Main content area

Evaluating management effects on nitrous oxide emissions from grasslands using the process-based DeNitrification–DeComposition (DNDC) model

Rafique, Rashad, Peichl, Matthias, Hennessy, Deirdre, Kiely, Gerard
Atmospheric environment 2011 v.45 no.33 pp. 6029-6039
atmospheric chemistry, climate change, correlation, data collection, emissions factor, fertilizer rates, grasslands, greenhouse gas emissions, greenhouse gases, land use, livestock, model validation, models, nitrogen, nitrous oxide, slurries, soil properties, Ireland
The development of agricultural mitigation strategies to reduce greenhouse gas (GHG) emissions is urgent in the context of climate change – land use interactions. In this study the DNDC biogeochemical model was used to study nitrous oxide (N₂O) emissions from grazed grasslands in southern Ireland. The objectives of this study were: (1) to evaluate the DNDC model using a two year (2008–2009) data set of chamber measured N₂O fluxes at eight grassland sites and (2) to investigate the impact of different management scenarios on N₂O emissions including changes in i) inorganic nitrogen (N) fertilizer application rates ii) slurry application rates; and iii) animal density (livestock unit per hectare LU ha⁻¹). The comparison of modeled daily DNDC fluxes (using a combination of measured and default soil parameters) and measured fluxes resulted in an r (coefficient correlation) = 0.48. To improve the model performance, the fluxes for 2008 were used in a calibration exercise during which the soil properties were optimized to obtain the best fit of N₂O fluxes.
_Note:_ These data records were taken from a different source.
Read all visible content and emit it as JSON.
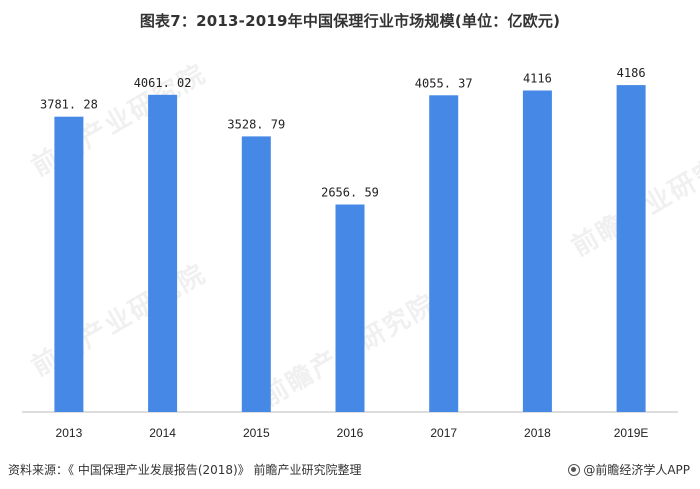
{
  "title": "图表7：2013-2019年中国保理行业市场规模(单位：亿欧元)",
  "source_text": "资料来源：《 中国保理产业发展报告(2018)》 前瞻产业研究院整理",
  "brand_text": "@前瞻经济学人APP",
  "watermark_text": "前瞻产业研究院",
  "colors": {
    "bar": "#4588E6",
    "axis": "#bbbbbb"
  },
  "chart_data": {
    "type": "bar",
    "categories": [
      "2013",
      "2014",
      "2015",
      "2016",
      "2017",
      "2018",
      "2019E"
    ],
    "values": [
      3781.28,
      4061.02,
      3528.79,
      2656.59,
      4055.37,
      4116,
      4186
    ],
    "value_labels": [
      "3781. 28",
      "4061. 02",
      "3528. 79",
      "2656. 59",
      "4055. 37",
      "4116",
      "4186"
    ],
    "title": "图表7：2013-2019年中国保理行业市场规模(单位：亿欧元)",
    "xlabel": "",
    "ylabel": "",
    "ylim": [
      0,
      4800
    ],
    "grid": false,
    "legend": "none"
  }
}
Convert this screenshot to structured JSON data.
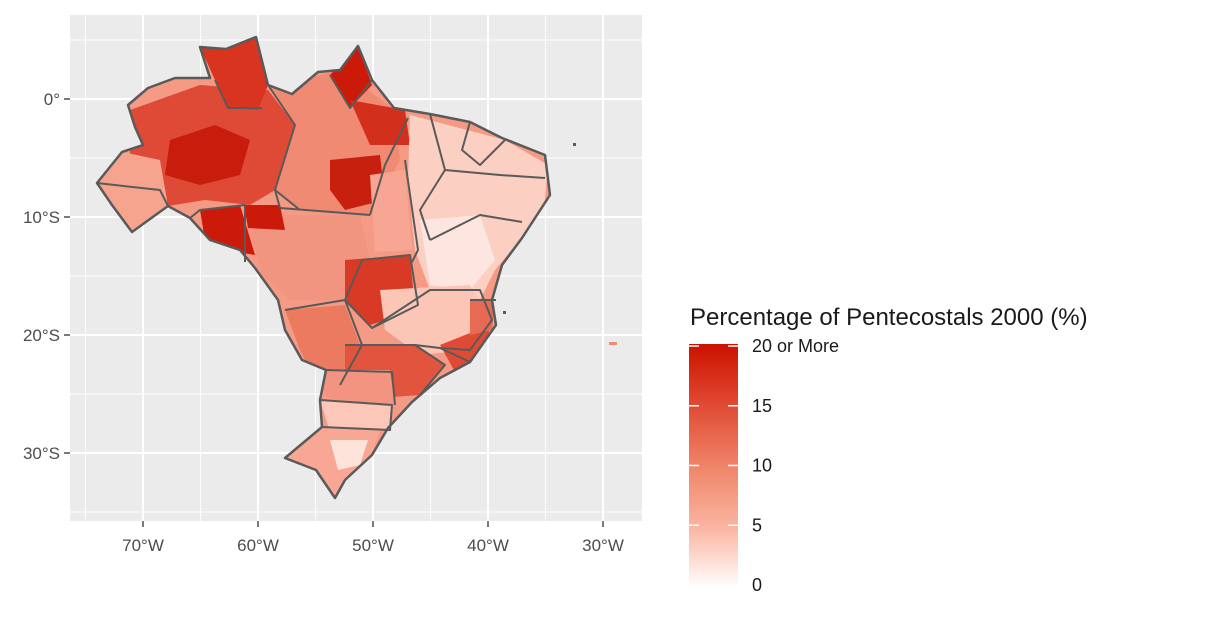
{
  "map": {
    "x_axis": {
      "ticks": [
        {
          "lon": -70,
          "label": "70°W"
        },
        {
          "lon": -60,
          "label": "60°W"
        },
        {
          "lon": -50,
          "label": "50°W"
        },
        {
          "lon": -40,
          "label": "40°W"
        },
        {
          "lon": -30,
          "label": "30°W"
        }
      ],
      "range": [
        -76,
        -28
      ]
    },
    "y_axis": {
      "ticks": [
        {
          "lat": 0,
          "label": "0°"
        },
        {
          "lat": -10,
          "label": "10°S"
        },
        {
          "lat": -20,
          "label": "20°S"
        },
        {
          "lat": -30,
          "label": "30°S"
        }
      ],
      "range": [
        -36,
        7
      ]
    },
    "region": "Brazil",
    "fill_variable": "Percentage of Pentecostals 2000",
    "grid": true
  },
  "legend": {
    "title": "Percentage of Pentecostals 2000 (%)",
    "placement": "right",
    "range": [
      0,
      20
    ],
    "low_color": "#ffffff",
    "high_color": "#cc1100",
    "ticks": [
      {
        "value": 0,
        "label": "0"
      },
      {
        "value": 5,
        "label": "5"
      },
      {
        "value": 10,
        "label": "10"
      },
      {
        "value": 15,
        "label": "15"
      },
      {
        "value": 20,
        "label": "20 or More"
      }
    ]
  },
  "colors": {
    "panel": "#ebebeb",
    "grid": "#ffffff",
    "border": "#5a5a5a",
    "low": "#fde4dc",
    "mid": "#ee8065",
    "high": "#cc1100"
  }
}
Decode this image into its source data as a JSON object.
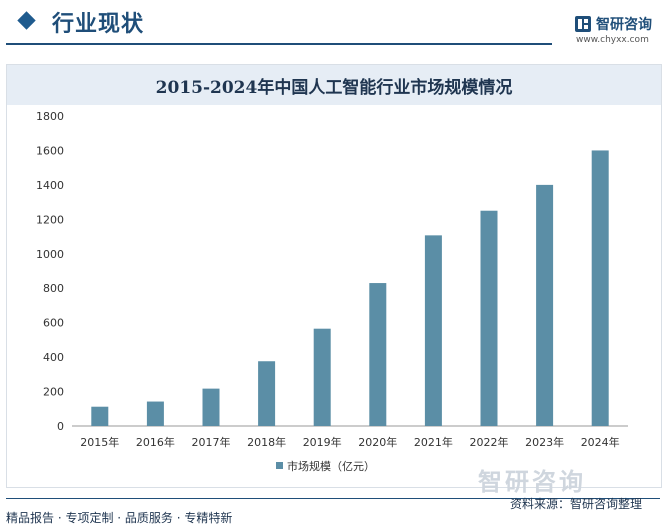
{
  "header": {
    "section_title": "行业现状"
  },
  "logo": {
    "name": "智研咨询",
    "url": "www.chyxx.com"
  },
  "chart_data": {
    "type": "bar",
    "title": "2015-2024年中国人工智能行业市场规模情况",
    "categories": [
      "2015年",
      "2016年",
      "2017年",
      "2018年",
      "2019年",
      "2020年",
      "2021年",
      "2022年",
      "2023年",
      "2024年"
    ],
    "series": [
      {
        "name": "市场规模（亿元）",
        "values": [
          112,
          142,
          217,
          376,
          565,
          830,
          1107,
          1250,
          1400,
          1600
        ]
      }
    ],
    "ylim": [
      0,
      1800
    ],
    "yticks": [
      0,
      200,
      400,
      600,
      800,
      1000,
      1200,
      1400,
      1600,
      1800
    ],
    "grid": false,
    "legend": "bottom",
    "bar_color": "#5b8ea6"
  },
  "footer": {
    "left": "精品报告 · 专项定制 · 品质服务 · 专精特新",
    "source": "资料来源：智研咨询整理",
    "watermark": "智研咨询"
  }
}
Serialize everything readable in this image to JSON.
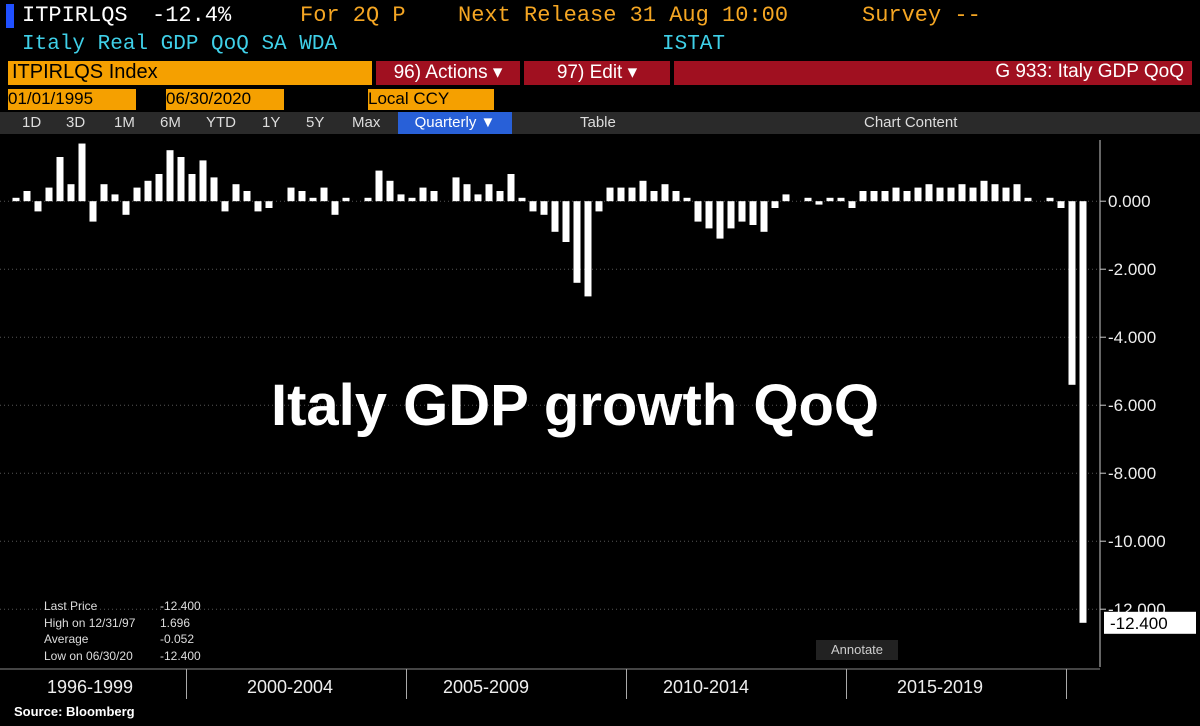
{
  "header": {
    "ticker": "ITPIRLQS",
    "last": "-12.4%",
    "period": "For 2Q P",
    "next_release": "Next Release 31 Aug 10:00",
    "survey": "Survey --",
    "description": "Italy Real GDP QoQ SA WDA",
    "source_agency": "ISTAT"
  },
  "toolbar": {
    "security": "ITPIRLQS Index",
    "actions": "96) Actions ▾",
    "edit": "97) Edit ▾",
    "function": "G 933: Italy GDP QoQ",
    "start_date": "01/01/1995",
    "end_date": "06/30/2020",
    "currency": "Local CCY",
    "ranges": [
      "1D",
      "3D",
      "1M",
      "6M",
      "YTD",
      "1Y",
      "5Y",
      "Max"
    ],
    "frequency": "Quarterly ▼",
    "table": "Table",
    "chart_content": "Chart Content"
  },
  "legend": [
    {
      "label": "Last Price",
      "value": "-12.400"
    },
    {
      "label": "High on 12/31/97",
      "value": "1.696"
    },
    {
      "label": "Average",
      "value": "-0.052"
    },
    {
      "label": "Low on 06/30/20",
      "value": "-12.400"
    }
  ],
  "annotate": "Annotate",
  "source": "Source: Bloomberg",
  "chart_data": {
    "type": "bar",
    "title": "Italy GDP growth QoQ",
    "color": "#ffffff",
    "categories": [
      null,
      null,
      null,
      null,
      null,
      null,
      null,
      null,
      null,
      null,
      null,
      null,
      null,
      null,
      null,
      null,
      null,
      null,
      null,
      null,
      null,
      null,
      null,
      null,
      null,
      null,
      null,
      null,
      null,
      null,
      null,
      null,
      null,
      null,
      null,
      null,
      null,
      null,
      null,
      null,
      null,
      null,
      null,
      null,
      null,
      null,
      null,
      null,
      null,
      null,
      null,
      null,
      null,
      null,
      null,
      null,
      null,
      null,
      null,
      null,
      null,
      null,
      null,
      null,
      null,
      null,
      null,
      null,
      null,
      null,
      null,
      null,
      null,
      null,
      null,
      null,
      null,
      null,
      null,
      null,
      null,
      null,
      null,
      null,
      null,
      null,
      null,
      null,
      null,
      null,
      null,
      null,
      null,
      null,
      null,
      null,
      null,
      null
    ],
    "values": [
      0.1,
      0.3,
      -0.3,
      0.4,
      1.3,
      0.5,
      1.696,
      -0.6,
      0.5,
      0.2,
      -0.4,
      0.4,
      0.6,
      0.8,
      1.5,
      1.3,
      0.8,
      1.2,
      0.7,
      -0.3,
      0.5,
      0.3,
      -0.3,
      -0.2,
      0.0,
      0.4,
      0.3,
      0.1,
      0.4,
      -0.4,
      0.1,
      0.0,
      0.1,
      0.9,
      0.6,
      0.2,
      0.1,
      0.4,
      0.3,
      0.0,
      0.7,
      0.5,
      0.2,
      0.5,
      0.3,
      0.8,
      0.1,
      -0.3,
      -0.4,
      -0.9,
      -1.2,
      -2.4,
      -2.8,
      -0.3,
      0.4,
      0.4,
      0.4,
      0.6,
      0.3,
      0.5,
      0.3,
      0.1,
      -0.6,
      -0.8,
      -1.1,
      -0.8,
      -0.6,
      -0.7,
      -0.9,
      -0.2,
      0.2,
      0.0,
      0.1,
      -0.1,
      0.1,
      0.1,
      -0.2,
      0.3,
      0.3,
      0.3,
      0.4,
      0.3,
      0.4,
      0.5,
      0.4,
      0.4,
      0.5,
      0.4,
      0.6,
      0.5,
      0.4,
      0.5,
      0.1,
      0.0,
      0.1,
      -0.2,
      -5.4,
      -12.4
    ],
    "last_value_label": "-12.400",
    "x_group_labels": [
      "1996-1999",
      "2000-2004",
      "2005-2009",
      "2010-2014",
      "2015-2019"
    ],
    "ylim": [
      -13.7,
      1.8
    ],
    "yticks": [
      {
        "value": 0,
        "label": "0.000"
      },
      {
        "value": -2,
        "label": "-2.000"
      },
      {
        "value": -4,
        "label": "-4.000"
      },
      {
        "value": -6,
        "label": "-6.000"
      },
      {
        "value": -8,
        "label": "-8.000"
      },
      {
        "value": -10,
        "label": "-10.000"
      },
      {
        "value": -12,
        "label": "-12.000"
      }
    ],
    "grid": true
  }
}
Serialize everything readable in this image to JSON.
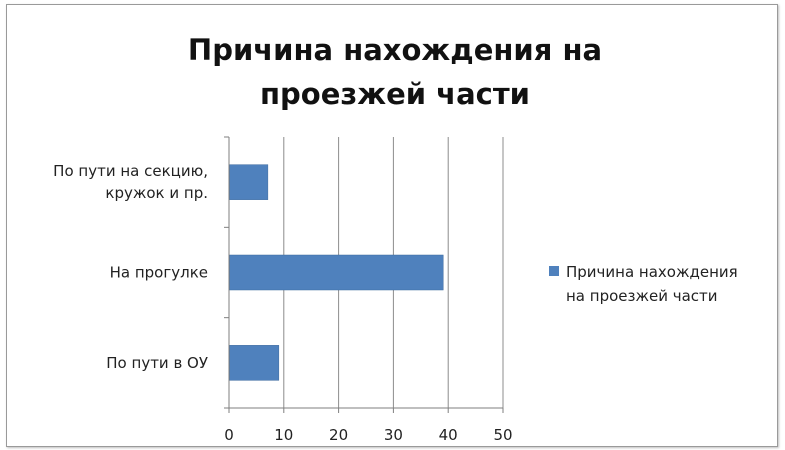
{
  "chart_data": {
    "type": "bar",
    "orientation": "horizontal",
    "title_lines": [
      "Причина нахождения на",
      "проезжей части"
    ],
    "categories": [
      [
        "По пути на секцию,",
        "кружок и пр."
      ],
      [
        "На прогулке"
      ],
      [
        "По пути в ОУ"
      ]
    ],
    "series": [
      {
        "name_lines": [
          "Причина нахождения",
          "на проезжей части"
        ],
        "values": [
          7,
          39,
          9
        ],
        "color": "#4f81bd"
      }
    ],
    "xlim": [
      0,
      50
    ],
    "x_ticks": [
      "0",
      "10",
      "20",
      "30",
      "40",
      "50"
    ],
    "grid": true,
    "legend_position": "right"
  }
}
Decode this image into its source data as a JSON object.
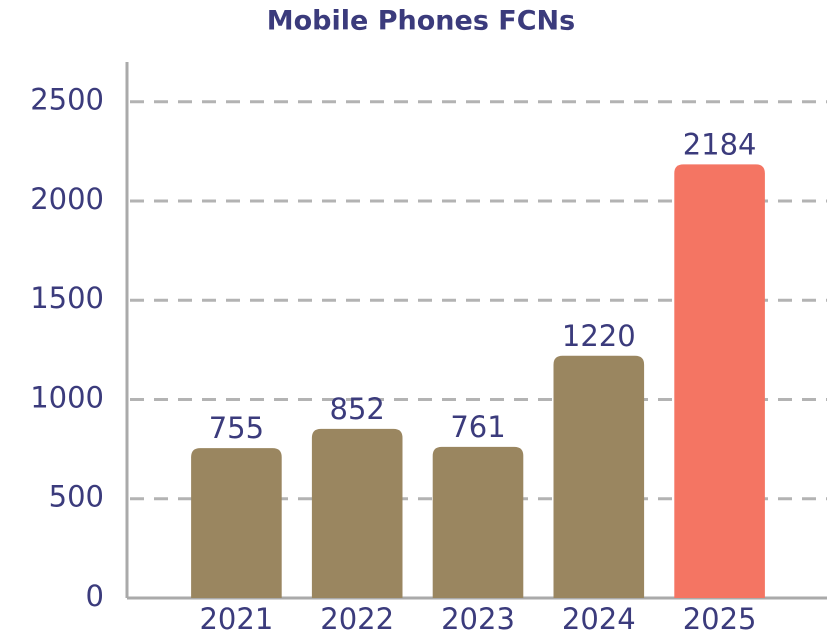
{
  "chart_data": {
    "type": "bar",
    "title": "Mobile Phones FCNs",
    "categories": [
      "2021",
      "2022",
      "2023",
      "2024",
      "2025"
    ],
    "values": [
      755,
      852,
      761,
      1220,
      2184
    ],
    "colors": [
      "#9a8660",
      "#9a8660",
      "#9a8660",
      "#9a8660",
      "#f47563"
    ],
    "ylim": [
      0,
      2700
    ],
    "yticks": [
      0,
      500,
      1000,
      1500,
      2000,
      2500
    ],
    "grid": true
  }
}
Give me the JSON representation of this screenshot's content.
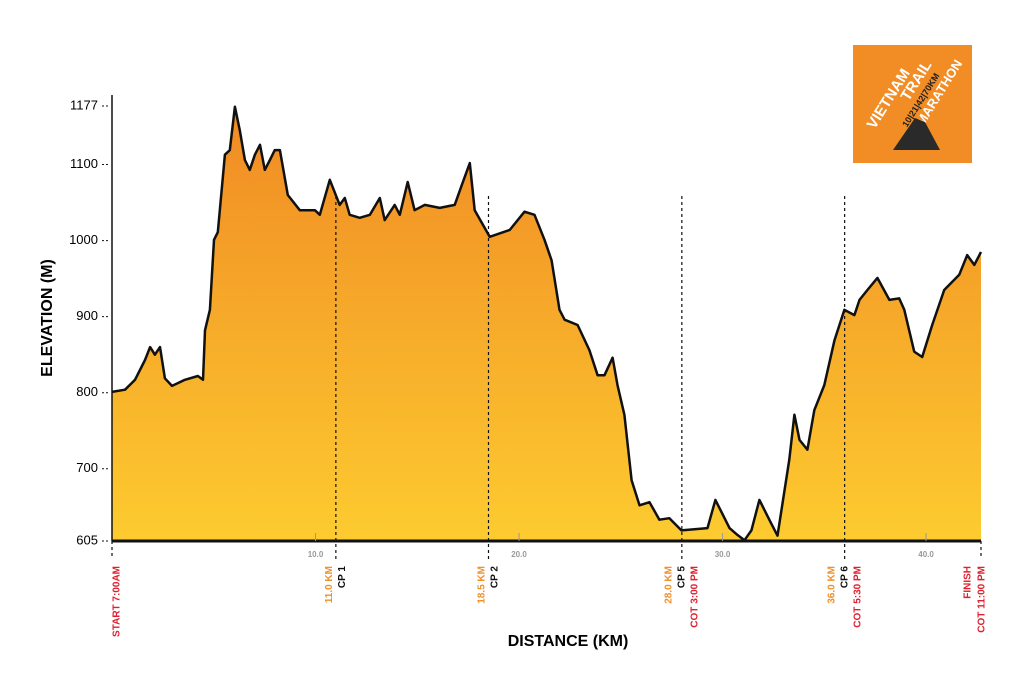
{
  "chart_data": {
    "type": "area",
    "xlabel": "DISTANCE (KM)",
    "ylabel": "ELEVATION (M)",
    "x": [
      0,
      0.64,
      1.13,
      1.62,
      1.87,
      2.11,
      2.36,
      2.6,
      2.95,
      3.58,
      4.22,
      4.47,
      4.57,
      4.81,
      5.01,
      5.2,
      5.55,
      5.79,
      6.04,
      6.28,
      6.53,
      6.77,
      7.02,
      7.27,
      7.51,
      7.76,
      8.0,
      8.25,
      8.64,
      9.23,
      9.97,
      10.21,
      10.7,
      11.19,
      11.44,
      11.68,
      12.17,
      12.67,
      13.16,
      13.4,
      13.89,
      14.14,
      14.53,
      14.87,
      15.37,
      16.1,
      16.84,
      17.19,
      17.58,
      17.82,
      18.56,
      19.54,
      20.27,
      20.76,
      21.25,
      21.6,
      21.99,
      22.24,
      22.88,
      23.46,
      23.86,
      24.2,
      24.6,
      24.84,
      25.18,
      25.53,
      25.92,
      26.41,
      26.9,
      27.39,
      27.98,
      29.26,
      29.65,
      29.95,
      30.34,
      30.73,
      31.08,
      31.42,
      31.81,
      32.3,
      32.7,
      33.28,
      33.53,
      33.78,
      34.17,
      34.51,
      35.0,
      35.5,
      35.99,
      36.48,
      36.73,
      37.12,
      37.61,
      38.2,
      38.68,
      38.93,
      39.42,
      39.81,
      40.3,
      40.89,
      41.63,
      42.02,
      42.37,
      42.7
    ],
    "y": [
      801,
      804,
      817,
      843,
      860,
      850,
      860,
      819,
      809,
      817,
      822,
      817,
      882,
      909,
      1001,
      1011,
      1113,
      1119,
      1176,
      1145,
      1106,
      1093,
      1113,
      1126,
      1093,
      1106,
      1119,
      1119,
      1060,
      1040,
      1040,
      1034,
      1080,
      1047,
      1056,
      1034,
      1030,
      1034,
      1056,
      1027,
      1047,
      1034,
      1077,
      1040,
      1047,
      1043,
      1047,
      1073,
      1102,
      1040,
      1005,
      1014,
      1038,
      1034,
      1001,
      974,
      909,
      896,
      889,
      856,
      823,
      823,
      846,
      810,
      771,
      685,
      652,
      656,
      633,
      635,
      619,
      622,
      659,
      643,
      622,
      613,
      606,
      619,
      659,
      633,
      612,
      712,
      771,
      738,
      725,
      777,
      810,
      869,
      909,
      902,
      922,
      935,
      951,
      922,
      924,
      909,
      854,
      847,
      889,
      935,
      955,
      981,
      968,
      985
    ],
    "color_top": "#f08a24",
    "color_bottom": "#fdcb30",
    "line_color": "#111111",
    "xlim": [
      0,
      42.7
    ],
    "ylim": [
      605,
      1177
    ],
    "yticks": [
      605,
      700,
      800,
      900,
      1000,
      1100,
      1177
    ],
    "xticks": [
      {
        "value": 10,
        "label": "10.0"
      },
      {
        "value": 20,
        "label": "20.0"
      },
      {
        "value": 30,
        "label": "30.0"
      },
      {
        "value": 40,
        "label": "40.0"
      }
    ],
    "markers": [
      {
        "x": 0,
        "dashed": false,
        "texts": [
          {
            "text": "START 7:00AM",
            "color": "#e0202e"
          }
        ]
      },
      {
        "x": 11.0,
        "dashed": true,
        "texts": [
          {
            "text": "11.0 KM",
            "color": "#f0902a"
          },
          {
            "text": "CP 1",
            "color": "#111111"
          }
        ]
      },
      {
        "x": 18.5,
        "dashed": true,
        "texts": [
          {
            "text": "18.5 KM",
            "color": "#f0902a"
          },
          {
            "text": "CP 2",
            "color": "#111111"
          }
        ]
      },
      {
        "x": 28.0,
        "dashed": true,
        "texts": [
          {
            "text": "28.0 KM",
            "color": "#f0902a"
          },
          {
            "text": "CP 5",
            "color": "#111111"
          },
          {
            "text": "COT 3:00 PM",
            "color": "#e0202e"
          }
        ]
      },
      {
        "x": 36.0,
        "dashed": true,
        "texts": [
          {
            "text": "36.0 KM",
            "color": "#f0902a"
          },
          {
            "text": "CP 6",
            "color": "#111111"
          },
          {
            "text": "COT 5:30 PM",
            "color": "#e0202e"
          }
        ]
      },
      {
        "x": 42.7,
        "dashed": false,
        "texts": [
          {
            "text": "FINISH",
            "color": "#e0202e"
          },
          {
            "text": "COT 11:00 PM",
            "color": "#e0202e"
          }
        ]
      }
    ]
  },
  "logo": {
    "line1": "VIETNAM",
    "line2": "TRAIL",
    "line3": "MARATHON",
    "line4": "10|21|42|70KM"
  }
}
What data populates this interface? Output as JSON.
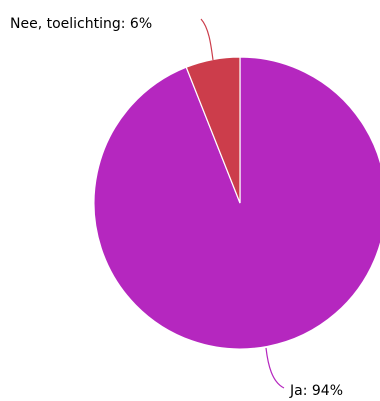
{
  "chart_data": {
    "type": "pie",
    "title": "",
    "slices": [
      {
        "label": "Ja: 94%",
        "name": "Ja",
        "value": 94,
        "color": "#b527bf"
      },
      {
        "label": "Nee, toelichting: 6%",
        "name": "Nee, toelichting",
        "value": 6,
        "color": "#cc3d4b"
      }
    ],
    "start_angle_deg": 0,
    "direction": "counterclockwise",
    "slice_border_color": "#ffffff",
    "leader_line_color": "matches slice color",
    "legend": "none"
  }
}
This resulted in an improved model performance, with an r = 0.62. In a validation exercise using 2009 data, we used the model parameters set (e.g. soils) from the calibration exercise and this resulted in a model performance with an r = 0.57. The annual N₂O fluxes (measured and modeled) were appreciably higher than those estimated using the IPCC emissions factor of 1.25%. In scenario analysis, the modeled N₂O fluxes only increased/decreased on average ±6% and ±7% following a 50% increase/decrease of inorganic N and slurry N applications respectively. These modeled scenario % changes are much lower than the IPCC emission factor % changes of a 50% increase in N₂O emissions for a 50% increase in nitrogen applied. An absolute change scenario (±50 kg) in inorganic N and slurry N resulted in greater change in N₂O fluxes (±9% inorganic N and ±17% slurry N) as compared to the relative change scenario (above). Furthermore, DNDC N₂O flux estimates were not sensitive to changes in animal density (LU ha⁻¹). The latter is a scenario limitation in the current model version. This study suggests that the calibration of soil parameters for Irish conditions is necessary for optimum simulation with DNDC and highlights the potential of management strategies for reducing N₂O emissions from grazed grasslands. It further highlights the difference between DNDC and IPCC estimates that require further research.